As well as a selection of drawings and photographs, the exhibition spread across two venues – the Scuderie del Quirinale and Villa Medici – presents more than 80 paintings from leading museums and private collections worldwide. Fascinated in his youth by the Masters of the Tuscan Renaissance, especially Piero della Francesca and Mantegna, Balthus’ painting drew on a reflexivity and clarity of thought inherited from the Italy eulogized by the poet Rilke and the art historian Meier-Graefe. His love of Italian art originated in 1961, on his long residence in Rome as director of Villa Medici.
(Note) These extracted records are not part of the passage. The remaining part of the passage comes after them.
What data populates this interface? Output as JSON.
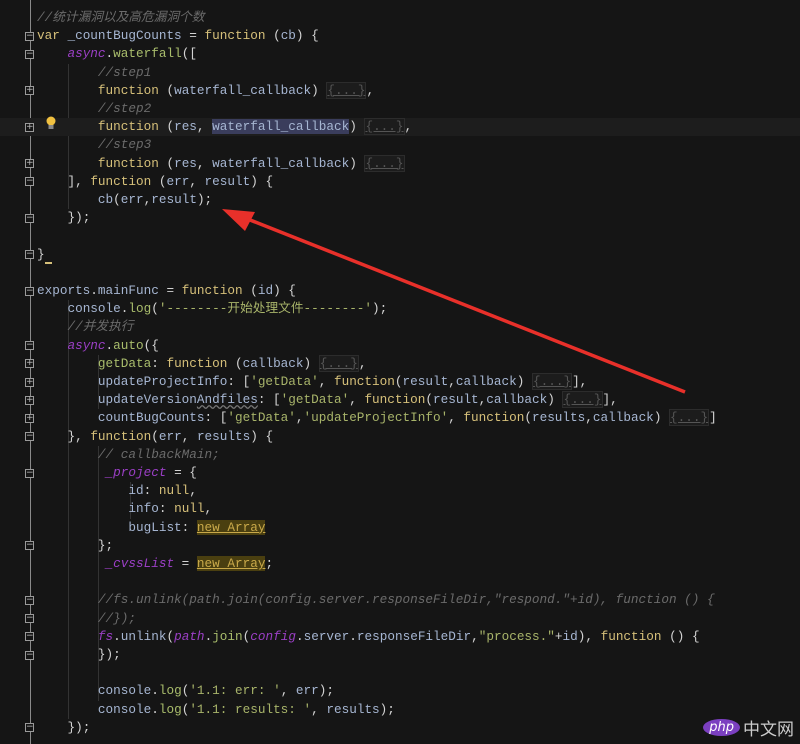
{
  "editor": {
    "lines": [
      [
        [
          "//统计漏洞以及高危漏洞个数",
          "cm"
        ]
      ],
      [
        [
          "var ",
          "kw"
        ],
        [
          "_countBugCounts",
          "id"
        ],
        [
          " = ",
          "pun"
        ],
        [
          "function ",
          "kw"
        ],
        [
          "(",
          "pun"
        ],
        [
          "cb",
          "id"
        ],
        [
          ") {",
          "pun"
        ]
      ],
      [
        [
          "    "
        ],
        [
          "async",
          "gl"
        ],
        [
          ".",
          "pun"
        ],
        [
          "waterfall",
          "fn"
        ],
        [
          "([",
          "pun"
        ]
      ],
      [
        [
          "        "
        ],
        [
          "//step1",
          "cm"
        ]
      ],
      [
        [
          "        "
        ],
        [
          "function ",
          "kw"
        ],
        [
          "(",
          "pun"
        ],
        [
          "waterfall_callback",
          "id"
        ],
        [
          ") ",
          "pun"
        ],
        [
          "{...}",
          "fold"
        ],
        [
          ",",
          "pun"
        ]
      ],
      [
        [
          "        "
        ],
        [
          "//step2",
          "cm"
        ]
      ],
      [
        [
          "        "
        ],
        [
          "function ",
          "kw"
        ],
        [
          "(",
          "pun"
        ],
        [
          "res",
          "id"
        ],
        [
          ", ",
          "pun"
        ],
        [
          "waterfall_callback",
          "sel"
        ],
        [
          ") ",
          "pun"
        ],
        [
          "{...}",
          "fold"
        ],
        [
          ",",
          "pun"
        ]
      ],
      [
        [
          "        "
        ],
        [
          "//step3",
          "cm"
        ]
      ],
      [
        [
          "        "
        ],
        [
          "function ",
          "kw"
        ],
        [
          "(",
          "pun"
        ],
        [
          "res",
          "id"
        ],
        [
          ", ",
          "pun"
        ],
        [
          "waterfall_callback",
          "id"
        ],
        [
          ") ",
          "pun"
        ],
        [
          "{...}",
          "fold"
        ]
      ],
      [
        [
          "    "
        ],
        [
          "], ",
          "pun"
        ],
        [
          "function ",
          "kw"
        ],
        [
          "(",
          "pun"
        ],
        [
          "err",
          "id"
        ],
        [
          ", ",
          "pun"
        ],
        [
          "result",
          "id"
        ],
        [
          ") {",
          "pun"
        ]
      ],
      [
        [
          "        "
        ],
        [
          "cb",
          "id"
        ],
        [
          "(",
          "pun"
        ],
        [
          "err",
          "id"
        ],
        [
          ",",
          "pun"
        ],
        [
          "result",
          "id"
        ],
        [
          ");",
          "pun"
        ]
      ],
      [
        [
          "    "
        ],
        [
          "});",
          "pun"
        ]
      ],
      [],
      [
        [
          "}",
          "pun"
        ]
      ],
      [],
      [
        [
          "exports",
          "id"
        ],
        [
          ".",
          "pun"
        ],
        [
          "mainFunc",
          "id"
        ],
        [
          " = ",
          "pun"
        ],
        [
          "function ",
          "kw"
        ],
        [
          "(",
          "pun"
        ],
        [
          "id",
          "id"
        ],
        [
          ") {",
          "pun"
        ]
      ],
      [
        [
          "    "
        ],
        [
          "console",
          "id"
        ],
        [
          ".",
          "pun"
        ],
        [
          "log",
          "fn"
        ],
        [
          "(",
          "pun"
        ],
        [
          "'--------开始处理文件--------'",
          "str"
        ],
        [
          ");",
          "pun"
        ]
      ],
      [
        [
          "    "
        ],
        [
          "//并发执行",
          "cm"
        ]
      ],
      [
        [
          "    "
        ],
        [
          "async",
          "gl"
        ],
        [
          ".",
          "pun"
        ],
        [
          "auto",
          "fn"
        ],
        [
          "({",
          "pun"
        ]
      ],
      [
        [
          "        "
        ],
        [
          "getData",
          "prop"
        ],
        [
          ": ",
          "pun"
        ],
        [
          "function ",
          "kw"
        ],
        [
          "(",
          "pun"
        ],
        [
          "callback",
          "id"
        ],
        [
          ") ",
          "pun"
        ],
        [
          "{...}",
          "fold"
        ],
        [
          ",",
          "pun"
        ]
      ],
      [
        [
          "        "
        ],
        [
          "updateProjectInfo",
          "id"
        ],
        [
          ": [",
          "pun"
        ],
        [
          "'getData'",
          "str"
        ],
        [
          ", ",
          "pun"
        ],
        [
          "function",
          "kw"
        ],
        [
          "(",
          "pun"
        ],
        [
          "result",
          "id"
        ],
        [
          ",",
          "pun"
        ],
        [
          "callback",
          "id"
        ],
        [
          ") ",
          "pun"
        ],
        [
          "{...}",
          "fold"
        ],
        [
          "],",
          "pun"
        ]
      ],
      [
        [
          "        "
        ],
        [
          "updateVersion",
          "id"
        ],
        [
          "Andfiles",
          "squig id"
        ],
        [
          ": [",
          "pun"
        ],
        [
          "'getData'",
          "str"
        ],
        [
          ", ",
          "pun"
        ],
        [
          "function",
          "kw"
        ],
        [
          "(",
          "pun"
        ],
        [
          "result",
          "id"
        ],
        [
          ",",
          "pun"
        ],
        [
          "callback",
          "id"
        ],
        [
          ") ",
          "pun"
        ],
        [
          "{...}",
          "fold"
        ],
        [
          "],",
          "pun"
        ]
      ],
      [
        [
          "        "
        ],
        [
          "countBugCounts",
          "id"
        ],
        [
          ": [",
          "pun"
        ],
        [
          "'getData'",
          "str"
        ],
        [
          ",",
          "pun"
        ],
        [
          "'updateProjectInfo'",
          "str"
        ],
        [
          ", ",
          "pun"
        ],
        [
          "function",
          "kw"
        ],
        [
          "(",
          "pun"
        ],
        [
          "results",
          "id"
        ],
        [
          ",",
          "pun"
        ],
        [
          "callback",
          "id"
        ],
        [
          ") ",
          "pun"
        ],
        [
          "{...}",
          "fold"
        ],
        [
          "]",
          "pun"
        ]
      ],
      [
        [
          "    "
        ],
        [
          "}, ",
          "pun"
        ],
        [
          "function",
          "kw"
        ],
        [
          "(",
          "pun"
        ],
        [
          "err",
          "id"
        ],
        [
          ", ",
          "pun"
        ],
        [
          "results",
          "id"
        ],
        [
          ") {",
          "pun"
        ]
      ],
      [
        [
          "        "
        ],
        [
          "// callbackMain;",
          "cm"
        ]
      ],
      [
        [
          "         "
        ],
        [
          "_project",
          "gl"
        ],
        [
          " = {",
          "pun"
        ]
      ],
      [
        [
          "            "
        ],
        [
          "id",
          "id"
        ],
        [
          ": ",
          "pun"
        ],
        [
          "null",
          "kw"
        ],
        [
          ",",
          "pun"
        ]
      ],
      [
        [
          "            "
        ],
        [
          "info",
          "id"
        ],
        [
          ": ",
          "pun"
        ],
        [
          "null",
          "kw"
        ],
        [
          ",",
          "pun"
        ]
      ],
      [
        [
          "            "
        ],
        [
          "bugList",
          "id"
        ],
        [
          ": ",
          "pun"
        ],
        [
          "new Array",
          "new"
        ]
      ],
      [
        [
          "        "
        ],
        [
          "};",
          "pun"
        ]
      ],
      [
        [
          "         "
        ],
        [
          "_cvssList",
          "gl"
        ],
        [
          " = ",
          "pun"
        ],
        [
          "new Array",
          "new"
        ],
        [
          ";",
          "pun"
        ]
      ],
      [],
      [
        [
          "        "
        ],
        [
          "//fs.unlink(path.join(config.server.responseFileDir,\"respond.\"+id), function () {",
          "cm"
        ]
      ],
      [
        [
          "        "
        ],
        [
          "//});",
          "cm"
        ]
      ],
      [
        [
          "        "
        ],
        [
          "fs",
          "gl"
        ],
        [
          ".",
          "pun"
        ],
        [
          "unlink",
          "id"
        ],
        [
          "(",
          "pun"
        ],
        [
          "path",
          "gl"
        ],
        [
          ".",
          "pun"
        ],
        [
          "join",
          "fn"
        ],
        [
          "(",
          "pun"
        ],
        [
          "config",
          "gl"
        ],
        [
          ".",
          "pun"
        ],
        [
          "server",
          "id"
        ],
        [
          ".",
          "pun"
        ],
        [
          "responseFileDir",
          "id"
        ],
        [
          ",",
          "pun"
        ],
        [
          "\"process.\"",
          "str"
        ],
        [
          "+",
          "pun"
        ],
        [
          "id",
          "id"
        ],
        [
          "), ",
          "pun"
        ],
        [
          "function ",
          "kw"
        ],
        [
          "() {",
          "pun"
        ]
      ],
      [
        [
          "        "
        ],
        [
          "});",
          "pun"
        ]
      ],
      [],
      [
        [
          "        "
        ],
        [
          "console",
          "id"
        ],
        [
          ".",
          "pun"
        ],
        [
          "log",
          "fn"
        ],
        [
          "(",
          "pun"
        ],
        [
          "'1.1: err: '",
          "str"
        ],
        [
          ", ",
          "pun"
        ],
        [
          "err",
          "id"
        ],
        [
          ");",
          "pun"
        ]
      ],
      [
        [
          "        "
        ],
        [
          "console",
          "id"
        ],
        [
          ".",
          "pun"
        ],
        [
          "log",
          "fn"
        ],
        [
          "(",
          "pun"
        ],
        [
          "'1.1: results: '",
          "str"
        ],
        [
          ", ",
          "pun"
        ],
        [
          "results",
          "id"
        ],
        [
          ");",
          "pun"
        ]
      ],
      [
        [
          "    "
        ],
        [
          "});",
          "pun"
        ]
      ]
    ],
    "fold_minus_lines": [
      1,
      2,
      9,
      11,
      13,
      15,
      18,
      23,
      25,
      29,
      32,
      33,
      34,
      35,
      39
    ],
    "fold_plus_lines": [
      4,
      6,
      8,
      19,
      20,
      21,
      22
    ],
    "highlighted_line": 6,
    "cursor_line": 13
  },
  "annotation": {
    "arrow_color": "#e8302a"
  },
  "watermark": {
    "badge": "php",
    "text": "中文网"
  }
}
At that time he studied drawing and fresco techniques painstakingly and conceived restoration projects for the mansion and gardens, originally and sometimes ambiguously inspired by the rapport between past and present.
The catalogue presents Balthus’ work in a themed itinerary marked by comparisons highlighting the influence of literary models such as Emily Brontë’s Wuthering Heights and Alice in Wonderland by Lewis Carroll, underscoring the importance of certain friendships (Artaud, Derain and Giacometti), and illustrating procedures typical of his painting, his uncommon use of models, drawings and photography, and the settings of his ateliers.